5G Weaknesses Threat actors can Exploit
It was recently revealed that 5G networks may represent a major target for threat actors due to poor implementation of telecom standards, system architecture weaknesses, and supply chain threats.
On Monday, the U.S. National Security Agency (NSA), partnering with the Office of the Department of Homeland Security’s Cybersecurity and Infrastructure Security Agency (CISA), and the Director of National Intelligence issued an analysis that focuses on assessing the potential vulnerabilities of 5G and the risks that could come with its adoption.
According to the report, with the rapid adoption of 5G networks, the potential for threat actors targeting the end-user goes up. One example given is if a nation state attempts to influence the standards in ways that would benefit its technologies and thus limit the choices and options available to the customer in regard to the way equipment or software can be used.

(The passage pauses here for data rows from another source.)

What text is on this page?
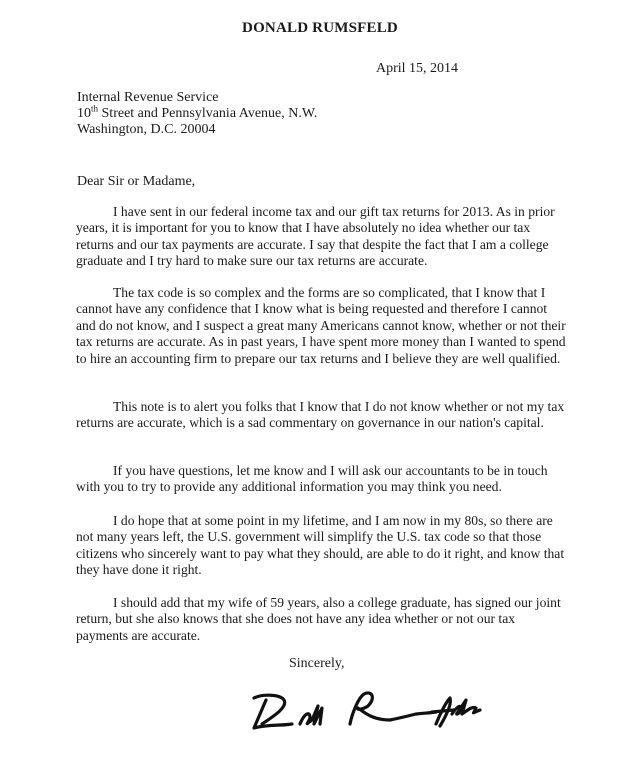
DONALD RUMSFELD
April 15, 2014
Internal Revenue Service
10th Street and Pennsylvania Avenue, N.W.
Washington, D.C. 20004
Dear Sir or Madame,

I have sent in our federal income tax and our gift tax returns for 2013. As in prior years, it is important for you to know that I have absolutely no idea whether our tax returns and our tax payments are accurate. I say that despite the fact that I am a college graduate and I try hard to make sure our tax returns are accurate.

The tax code is so complex and the forms are so complicated, that I know that I cannot have any confidence that I know what is being requested and therefore I cannot and do not know, and I suspect a great many Americans cannot know, whether or not their tax returns are accurate. As in past years, I have spent more money than I wanted to spend to hire an accounting firm to prepare our tax returns and I believe they are well qualified.

This note is to alert you folks that I know that I do not know whether or not my tax returns are accurate, which is a sad commentary on governance in our nation's capital.

If you have questions, let me know and I will ask our accountants to be in touch with you to try to provide any additional information you may think you need.

I do hope that at some point in my lifetime, and I am now in my 80s, so there are not many years left, the U.S. government will simplify the U.S. tax code so that those citizens who sincerely want to pay what they should, are able to do it right, and know that they have done it right.

I should add that my wife of 59 years, also a college graduate, has signed our joint return, but she also knows that she does not have any idea whether or not our tax payments are accurate.

Sincerely,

The report further elaborates that the contribution that adversarial national states have to the development of tech standards could potentially lead to the adoption of unreliable technology. This, in turn, could lead to difficulties updating said technology as well repairing or replacing it. Another issue brought up in the report are the presence of optional security controls within protocols – due to their optional nature, they could remain unimplemented which could, in turn, make systems susceptible to malware attacks.
Another concern pointed out in the report relates to the supply chain, more specifically to the components and elements used in the different types of technology that have been manufactured by third-parties. Such components/elements could be compromised or be of low-quality, possessing security vulnerabilities, making them an easy target for attacks from threat actors.
Such components could go undetected and lie there waiting to be exploited by attackers who know how to make use of the hidden vulnerability, leading to theft of sensitive data, remote control, and lateral distribution to other parts of the same network.
This applies not only to hardware but also to software as well. Purposefully flawed software elements may be added to a program or another larger piece of software and delivered to the targeted device only to later be exploited by an attacker who knows where the weakness in the code is.
Finally, the report also focuses on the inherent weaknesses of the 5G structure that cybercriminals could use to initiate an attack. One specific area that is seen as a particularly vulnerable target is the need for supporting 4G legacy infrastructures – something that possesses a number of weaknesses that potent threat actors could easily exploit. Another area that could be targeted is the vulnerabilities that are caused by poor slice management which could allow attackers to acquire sensitive data gathered from different slices or even enable them to disrupt user access.
In March this year, a study was published by AdaptiveMobile in which it was reported that certain vulnerabilities in the slicing model can be used as a means of allowing attackers to gain access to important data as well as to perform DoS (Denial of Service) attacks.
The study explains that, in order for 5G to reach its fulfil its potential, 5G systems need to use a combination of low, mid, and high frequencies as each type of frequency provides different benefits. However, this also poses different challenges as far as security is concerned. In addition, the increase in number of devices that compete for the same frequencies, the phenomenon known as spectrum sharing is starting to occur more often which, in turn, provides criminal actors with greater opportunity to interfere with and intercept connections.
The main goal of the analysis NSA analysis is to help with the assessment of the different attack paths and risk factors, focusing primarily on these three threat areas: security policies and standards, hardware and software supply chain, and 5G architecture and its inherent weaknesses.
According to the analysis, strict and precise monitoring, early identification of vulnerabilities, and their quick and adequate mitigation is the key to keeping users and organizations safe during the rapid adoption of the 5G technology.